Meclis’te komisyon kurulsun
Demiray ailesinin avukatı olan CHP Milletvekili Sezgin Tanrıkulu ise, İstanbul’da olmadığı için katılamadığı eyleme mektup gönderdi. Tanrukulu, mektubunda şu ifadeler yer aldı:
“İnsan hakları ihlallerinin son bulması için yasal düzenlemeler gereklidir. Ancak yasaların uygulanması için de siyasi ve toplumsal irade gereklidir. Toplumsal barışın sağlanması için hak ihlalleri adil ve güçlü bir biçimde soruşturulmalı, sorumluların yargılanması ve hesap vermesi için her şey yapılmalıdır. Gözaltında kaybetme; kişiye yönelik bir suçtan öte insanlığa karşı işlenmiş suç olduğu gerçeğiyle hareket edilerek; yasalardaki zamanaşımı süreleri kaldırılmalı ve geçmişin aydınlatılması için insan hakları savunucularının da katılımıyla TBMM çatısı altında bir komisyon kurulmalıdır. Başta insan hakları ihlallerinin mağdurları olmak üzere tüm toplumda ‘adaletin yerini bulacağı’ inancı yerleşmelidir. Adalet olmadan barış olmaz.”
‘Mirasının devamcısıyız’
Okunan mektubun ardından 21 Mart 1995’te gözaltında kaybedilen ve daha sonra cenazesi bulunana Hasan Ocak’ın ağabeyi Ali Ocak konuştu.
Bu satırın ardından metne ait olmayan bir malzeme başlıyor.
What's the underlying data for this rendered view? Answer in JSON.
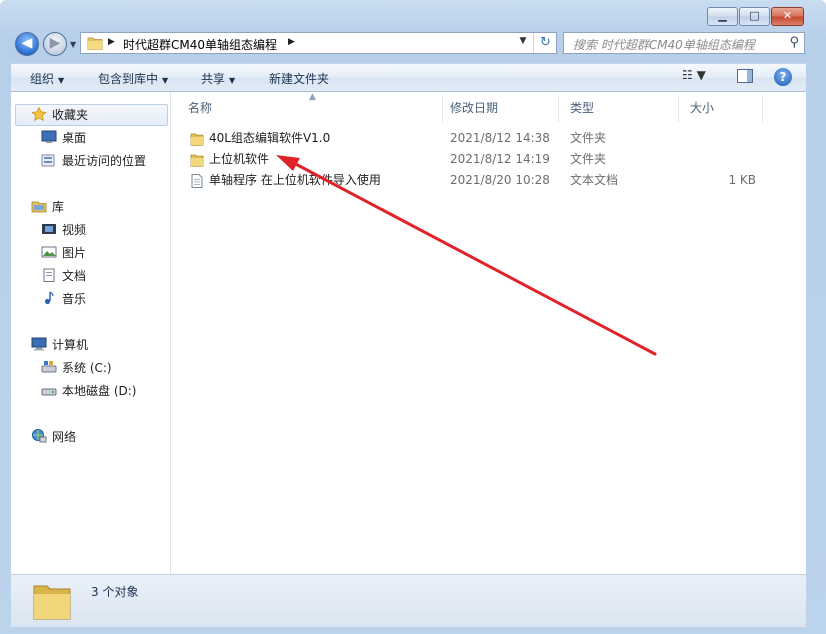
{
  "window": {
    "minimize_glyph": "▁",
    "maximize_glyph": "□",
    "close_glyph": "✕"
  },
  "navigation": {
    "back_glyph": "◀",
    "forward_glyph": "▶",
    "history_glyph": "▼"
  },
  "address_bar": {
    "separator": "▶",
    "path": "时代超群CM40单轴组态编程",
    "dropdown_glyph": "▼",
    "refresh_glyph": "↻"
  },
  "search": {
    "placeholder": "搜索 时代超群CM40单轴组态编程",
    "icon_glyph": "⚲"
  },
  "toolbar": {
    "organize": "组织",
    "include_in_library": "包含到库中",
    "share": "共享",
    "new_folder": "新建文件夹",
    "menu_arrow": "▼",
    "view_glyph": "☷ ▼",
    "help_glyph": "?"
  },
  "sidebar": {
    "favorites": "收藏夹",
    "desktop": "桌面",
    "recent_places": "最近访问的位置",
    "libraries": "库",
    "videos": "视频",
    "pictures": "图片",
    "documents": "文档",
    "music": "音乐",
    "computer": "计算机",
    "drive_c": "系统 (C:)",
    "drive_d": "本地磁盘 (D:)",
    "network": "网络"
  },
  "columns": {
    "name": "名称",
    "date_modified": "修改日期",
    "type": "类型",
    "size": "大小",
    "sort_indicator": "▲"
  },
  "files": [
    {
      "name": "40L组态编辑软件V1.0",
      "date": "2021/8/12 14:38",
      "type": "文件夹",
      "size": ""
    },
    {
      "name": "上位机软件",
      "date": "2021/8/12 14:19",
      "type": "文件夹",
      "size": ""
    },
    {
      "name": "单轴程序 在上位机软件导入使用",
      "date": "2021/8/20 10:28",
      "type": "文本文档",
      "size": "1 KB"
    }
  ],
  "status_bar": {
    "item_count": "3 个对象"
  },
  "annotation": {
    "arrow_color": "#e0232b"
  }
}
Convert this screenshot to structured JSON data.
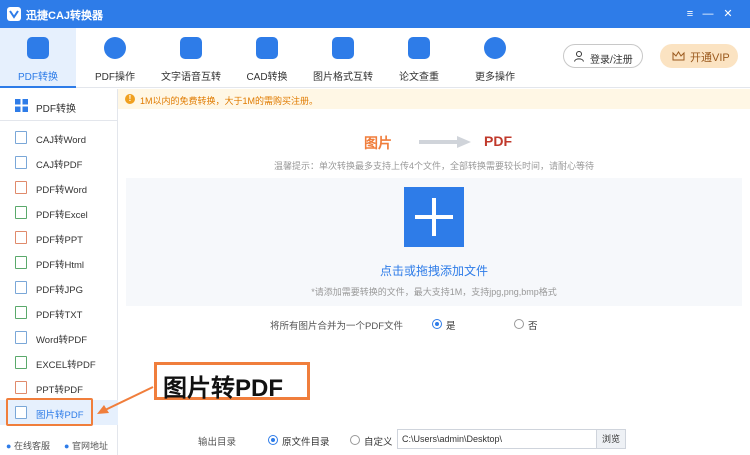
{
  "window": {
    "title": "迅捷CAJ转换器"
  },
  "toolbar": {
    "tools": [
      {
        "label": "PDF转换"
      },
      {
        "label": "PDF操作"
      },
      {
        "label": "文字语音互转"
      },
      {
        "label": "CAD转换"
      },
      {
        "label": "图片格式互转"
      },
      {
        "label": "论文查重"
      },
      {
        "label": "更多操作"
      }
    ],
    "login_label": "登录/注册",
    "vip_label": "开通VIP"
  },
  "sidebar": {
    "header": "PDF转换",
    "items": [
      {
        "label": "CAJ转Word"
      },
      {
        "label": "CAJ转PDF"
      },
      {
        "label": "PDF转Word"
      },
      {
        "label": "PDF转Excel"
      },
      {
        "label": "PDF转PPT"
      },
      {
        "label": "PDF转Html"
      },
      {
        "label": "PDF转JPG"
      },
      {
        "label": "PDF转TXT"
      },
      {
        "label": "Word转PDF"
      },
      {
        "label": "EXCEL转PDF"
      },
      {
        "label": "PPT转PDF"
      },
      {
        "label": "图片转PDF"
      }
    ],
    "footer": {
      "service": "在线客服",
      "website": "官网地址"
    }
  },
  "notice": {
    "text": "1M以内的免费转换，大于1M的需购买注册。"
  },
  "conversion": {
    "from": "图片",
    "to": "PDF"
  },
  "tip": "温馨提示：单次转换最多支持上传4个文件，全部转换需要较长时间，请耐心等待",
  "dropzone": {
    "label": "点击或拖拽添加文件",
    "hint": "*请添加需要转换的文件，最大支持1M，支持jpg,png,bmp格式"
  },
  "merge": {
    "question": "将所有图片合并为一个PDF文件",
    "yes": "是",
    "no": "否",
    "selected": "yes"
  },
  "callout": {
    "text": "图片转PDF"
  },
  "output": {
    "label": "输出目录",
    "option_source": "原文件目录",
    "option_custom": "自定义",
    "selected": "source",
    "path": "C:\\Users\\admin\\Desktop\\",
    "browse_label": "浏览"
  },
  "colors": {
    "accent": "#2e7ce8",
    "highlight": "#f07e3c",
    "warning": "#e07b00"
  }
}
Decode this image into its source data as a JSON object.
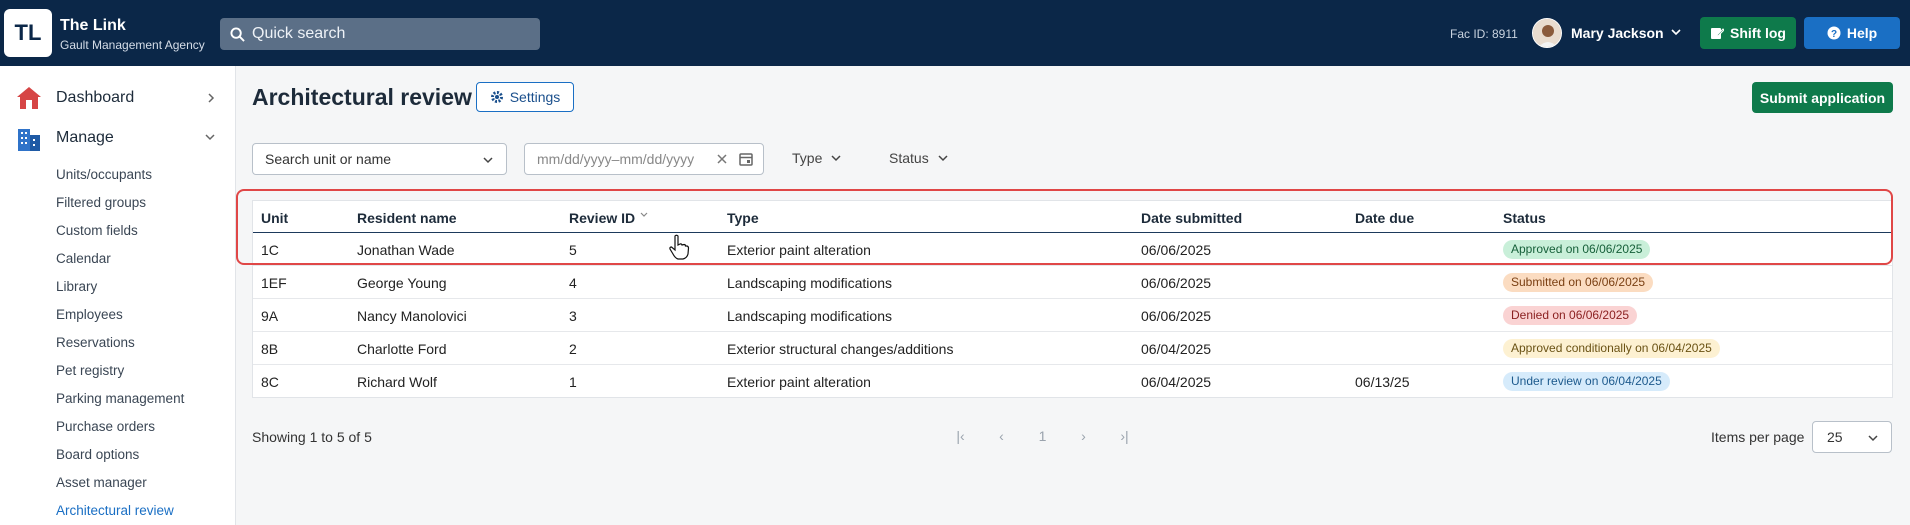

Ocak, “Sahipsiz kişi, kimsesizler mezarı kavramlarına yabancı değiliz. Ahmet Demiray ve Hasan Ocak kimsesizler mezarına gömülmüştür” diyerek, devletin failler hakkında etkin bir soruşturma yürütmediğini söyledi. Ocak, “Devletin bu suçlarla yüzleşmesini istiyoruz. Bunla yüzleşmediği sürece failleri korundukça biz bunun peşinde olacağız. Babam bundan tam 18 yıl önce öldü. Babam hakikat arayışını 18 yıl önce bize miras bıraktı. Biz bu mirası hakikat sağlanan ve failler yargılanana kadar sürdüreceğiz” dedi.